The phase I trial of a once-controversial clinical trial testing the effects on type one diabetes of a 94-year-old drug used to combat tuberculosis was so successful that in June of this year, the FDA approved the research to expand into a second phase of the trial.
“The data went further than we expected,” Dr. Denise Faustman, Director of the Immunobiology Laboratory at the Massachusetts General Hospital and an Associate Professor of Medicine at Harvard Medical School, says about the first phase of the trial, which was concluded in 2012. “It was supposed to be a safety trial to see biomarker changes, but the results we produced went beyond that.”
The results of the test on Bacillus Calmette-Guérin, or BCG, did in fact show it was safe to use on type 1 diabetics. But, because of the widespread use of the generic drug for so many years, that was expected. But the small doses of BCG administered to as two vaccines in three subjects followed for 2 years compared to 97 placebo and untreated reference subjects revealed the specific death of so called “bad” T cells that attack and kill insulin-producing islet cells. Additionally, the subjects, who had diabetes for 15 years or more, showed a “transient increase in/restoration of pancreatic insulin secretion after BCG vaccination,” according to Faustman and the peer reviewed published data.
For phase II 150 subjects with type one diabetes for 15 or even 20 years who do not suffer from any diabetic complications (such as neuropathy, retinopathy, and others) will be tested for five years to determine the dose, and frequency of dosages, required to potentially reverse type 1 diabetes, Faustman said. The subjects, aged 18 to 60, must have low but still detectable levels of insulin production. The protocol for the trial stipulates that the subjects will receive two injections, four weeks apart, of either BCG or a placebo, along with annual injections of either over the next four years.
Faustman says that her work has raised the ire of some scientists and organizations for two reasons: It runs counter to the prevailing research emphasis to either prevent type 1 diabetes, or reverse it in people who have been recently diagnosed with diabetes and, at the time, ran into a stiff political headwind from embryonic stem cell researchers. The irony, Faustman says, is that ten years later most of the scientific questions argued about then have been resolved and are now more mainsteam concepts.
“Pharmaceutical companies can’t invest in generic drugs. They love the science and the pathway, but there is no business model they can pursue and be responsible to their shareholders” Faustman said. “But, because it’s a 100-year-old drug that’s not proprietary we have the option to deliver a very affordable treatment, that would be accessible for everyone.”
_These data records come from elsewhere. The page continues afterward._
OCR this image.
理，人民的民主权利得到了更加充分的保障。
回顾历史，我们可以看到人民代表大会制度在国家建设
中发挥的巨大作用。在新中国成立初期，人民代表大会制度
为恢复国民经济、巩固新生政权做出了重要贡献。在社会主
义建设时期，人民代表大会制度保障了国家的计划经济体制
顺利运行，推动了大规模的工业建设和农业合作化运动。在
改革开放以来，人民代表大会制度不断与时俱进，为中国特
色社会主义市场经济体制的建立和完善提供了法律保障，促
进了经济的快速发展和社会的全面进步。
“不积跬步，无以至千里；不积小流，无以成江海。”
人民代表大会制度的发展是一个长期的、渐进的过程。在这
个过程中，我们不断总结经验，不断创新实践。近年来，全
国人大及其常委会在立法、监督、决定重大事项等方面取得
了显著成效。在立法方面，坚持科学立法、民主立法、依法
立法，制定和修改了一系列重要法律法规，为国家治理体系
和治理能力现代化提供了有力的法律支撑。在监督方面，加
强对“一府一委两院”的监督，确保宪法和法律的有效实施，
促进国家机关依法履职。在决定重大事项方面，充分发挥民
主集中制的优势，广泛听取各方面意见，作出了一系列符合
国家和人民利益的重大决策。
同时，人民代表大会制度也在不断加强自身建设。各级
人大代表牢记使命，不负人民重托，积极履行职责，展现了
Additionally, Faustman states that funding has been difficult to come by because her research is unconventional in many respects. One example, she says, is that she is studying reversing diabetes in people who have had the condition for decades and not merely a few years.
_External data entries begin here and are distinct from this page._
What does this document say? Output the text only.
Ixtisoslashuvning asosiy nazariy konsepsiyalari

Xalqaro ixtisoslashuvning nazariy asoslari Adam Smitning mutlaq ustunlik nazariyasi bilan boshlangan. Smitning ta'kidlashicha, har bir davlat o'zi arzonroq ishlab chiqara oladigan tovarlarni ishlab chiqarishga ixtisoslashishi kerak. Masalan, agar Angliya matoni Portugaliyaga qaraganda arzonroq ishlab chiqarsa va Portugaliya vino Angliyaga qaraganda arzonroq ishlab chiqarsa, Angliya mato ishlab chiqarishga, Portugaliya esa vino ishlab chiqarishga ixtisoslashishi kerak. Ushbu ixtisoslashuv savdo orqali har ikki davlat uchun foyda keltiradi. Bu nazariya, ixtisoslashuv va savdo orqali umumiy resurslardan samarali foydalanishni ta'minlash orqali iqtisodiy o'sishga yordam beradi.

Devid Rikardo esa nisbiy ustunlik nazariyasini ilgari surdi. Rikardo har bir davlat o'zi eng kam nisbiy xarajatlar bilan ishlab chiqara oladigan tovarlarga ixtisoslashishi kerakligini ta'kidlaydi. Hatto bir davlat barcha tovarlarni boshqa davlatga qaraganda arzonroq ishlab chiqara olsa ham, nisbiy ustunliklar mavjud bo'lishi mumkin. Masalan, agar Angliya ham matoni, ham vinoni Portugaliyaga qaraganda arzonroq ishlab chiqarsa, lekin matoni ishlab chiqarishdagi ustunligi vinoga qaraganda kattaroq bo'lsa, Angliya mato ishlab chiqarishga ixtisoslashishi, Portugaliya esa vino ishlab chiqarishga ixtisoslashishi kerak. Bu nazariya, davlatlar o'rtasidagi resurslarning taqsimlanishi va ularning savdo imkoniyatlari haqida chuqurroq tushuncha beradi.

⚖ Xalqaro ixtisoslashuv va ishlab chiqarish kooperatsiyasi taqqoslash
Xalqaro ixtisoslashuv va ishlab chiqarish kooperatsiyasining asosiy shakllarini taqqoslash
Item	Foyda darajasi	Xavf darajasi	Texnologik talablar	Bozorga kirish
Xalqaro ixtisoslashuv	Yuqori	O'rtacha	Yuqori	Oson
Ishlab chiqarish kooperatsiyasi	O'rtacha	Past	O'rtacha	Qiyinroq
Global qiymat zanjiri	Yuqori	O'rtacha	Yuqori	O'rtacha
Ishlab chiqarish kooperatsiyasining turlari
“Most, is not all, immune intervention trials have kids or the recently diagnosed as subjects,” Faustman says. “That’s mainly because they are still producing some insulin.”
Faustman says that she is testing subjects with long-term diabetes not only because she considers them “needy and deserving,” but because it’s considerably less expensive to test on subjects who have had diabetes longer. She says to recruit and test newly diagnosed diabetics might cost up to $1 billion. She, on the other hand has budgeted $25 million to complete phase two of her trial, much of which has come from the Iacocca Family Foundation, which was established by Lee Iacocca after his wife died from complications of type one diabetes.
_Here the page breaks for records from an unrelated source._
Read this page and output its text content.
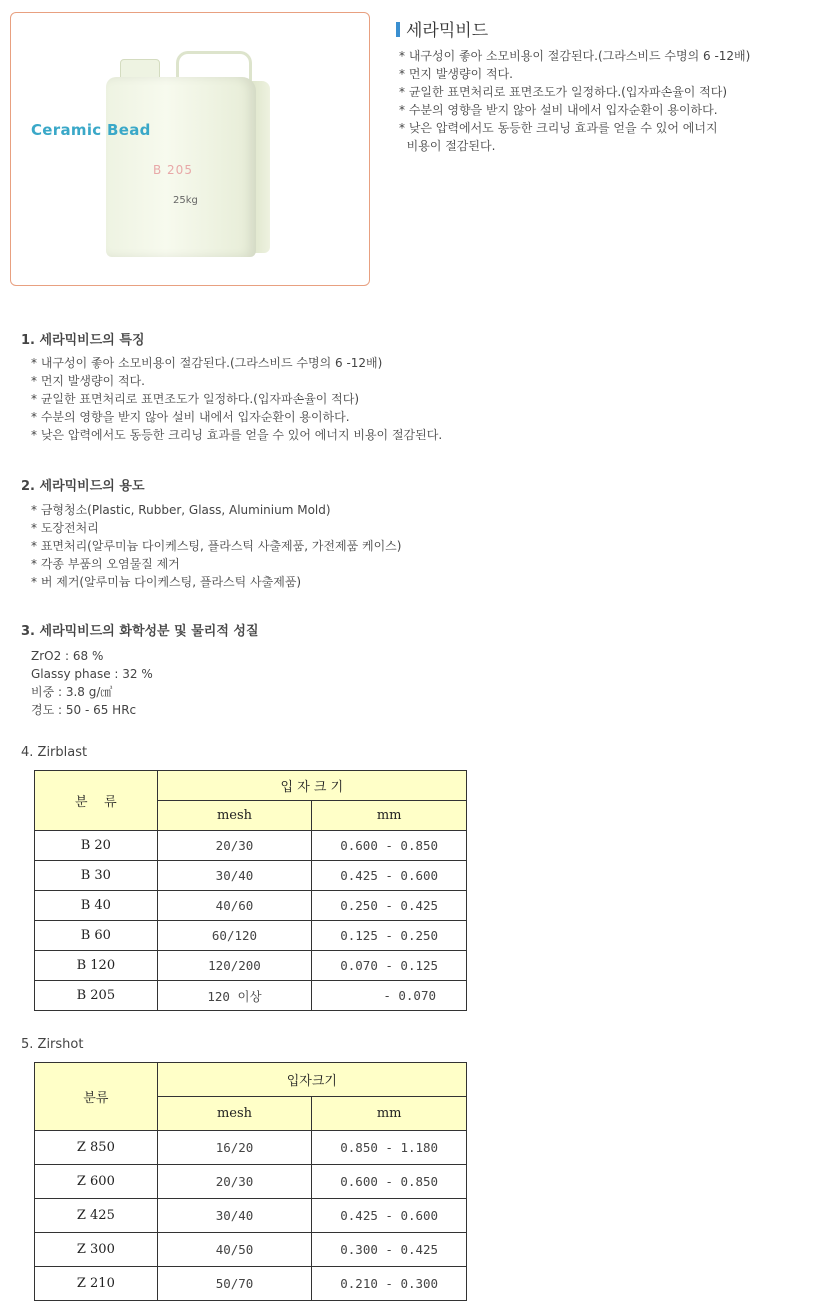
Ceramic Bead
B 205
25kg
세라믹비드
* 내구성이 좋아 소모비용이 절감된다.(그라스비드 수명의 6 -12배)
* 먼지 발생량이 적다.
* 균일한 표면처리로 표면조도가 일정하다.(입자파손율이 적다)
* 수분의 영향을 받지 않아 설비 내에서 입자순환이 용이하다.
* 낮은 압력에서도 동등한 크리닝 효과를 얻을 수 있어 에너지
비용이 절감된다.
1. 세라믹비드의 특징
* 내구성이 좋아 소모비용이 절감된다.(그라스비드 수명의 6 -12배)
* 먼지 발생량이 적다.
* 균일한 표면처리로 표면조도가 일정하다.(입자파손율이 적다)
* 수분의 영향을 받지 않아 설비 내에서 입자순환이 용이하다.
* 낮은 압력에서도 동등한 크리닝 효과를 얻을 수 있어 에너지 비용이 절감된다.
2. 세라믹비드의 용도
* 금형청소(Plastic, Rubber, Glass, Aluminium Mold)
* 도장전처리
* 표면처리(알루미늄 다이케스팅, 플라스틱 사출제품, 가전제품 케이스)
* 각종 부품의 오염물질 제거
* 버 제거(알루미늄 다이케스팅, 플라스틱 사출제품)
3. 세라믹비드의 화학성분 및 물리적 성질
ZrO2 : 68 %
Glassy phase : 32 %
비중 : 3.8 g/㎤
경도 : 50 - 65 HRc
4. Zirblast
분    류	입 자 크 기	
	mesh	mm
B 20	20/30	0.600 - 0.850
B 30	30/40	0.425 - 0.600
B 40	40/60	0.250 - 0.425
B 60	60/120	0.125 - 0.250
B 120	120/200	0.070 - 0.125
B 205	120 이상	- 0.070
5. Zirshot
분류	입자크기	
	mesh	mm
Z 850	16/20	0.850 - 1.180
Z 600	20/30	0.600 - 0.850
Z 425	30/40	0.425 - 0.600
Z 300	40/50	0.300 - 0.425
Z 210	50/70	0.210 - 0.300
Despite the doubt surrounding her research, Faustman says the march of scientific progress has proved too much for the FDA and others to ignore. She says that BCG is now being tested around the world to treat other autoimmune conditions, including multiple sclerosis, Crohn’s disease, lupus, scleroderma and Sjögren’s syndrome and it’s credibility as a possible treatment for a host of conditions has grown.
“There is a renewed interest in BCG and, because of that, there is a renewed possibility we might make a breakthrough in reversing type one diabetes,” Faustman says.
I found nothing to be enthused about with respect to the phase 1 results. Improvement in A1c seems a ridiculous Primary Outcome measurement when working to reverse autoimmunity, given the myriad of factors that can influence A1c.
https://clinicaltrials.gov/ct2/show/NCT02081326?term=faustman&rank=1
Primary Outcome Measures:
Improvement in HbA1c [ Time Frame: 1, 2, 3, 4, and 5 years after initial BCG/placebo injection ] [ Designated as safety issue: No ]
An improvement in the hemoglobin A1c (HbA1c) measurement compared to self
What a wonderful, informative article. I first heard of this research 2 years ago and was flabbergasted by the pharmaceutical industry’s desire to squelch the results for economic reasons. It is very expensive to be a type 1 diabetic and unfortunately, there are those out there who, it would appear, are more interested in the profitability of the disease rather than a cure. As a type 1 diabetic, mother of a type 1 diabetic, and sister of another type 1 diabetic, I am very excited to hear of more progress with this study.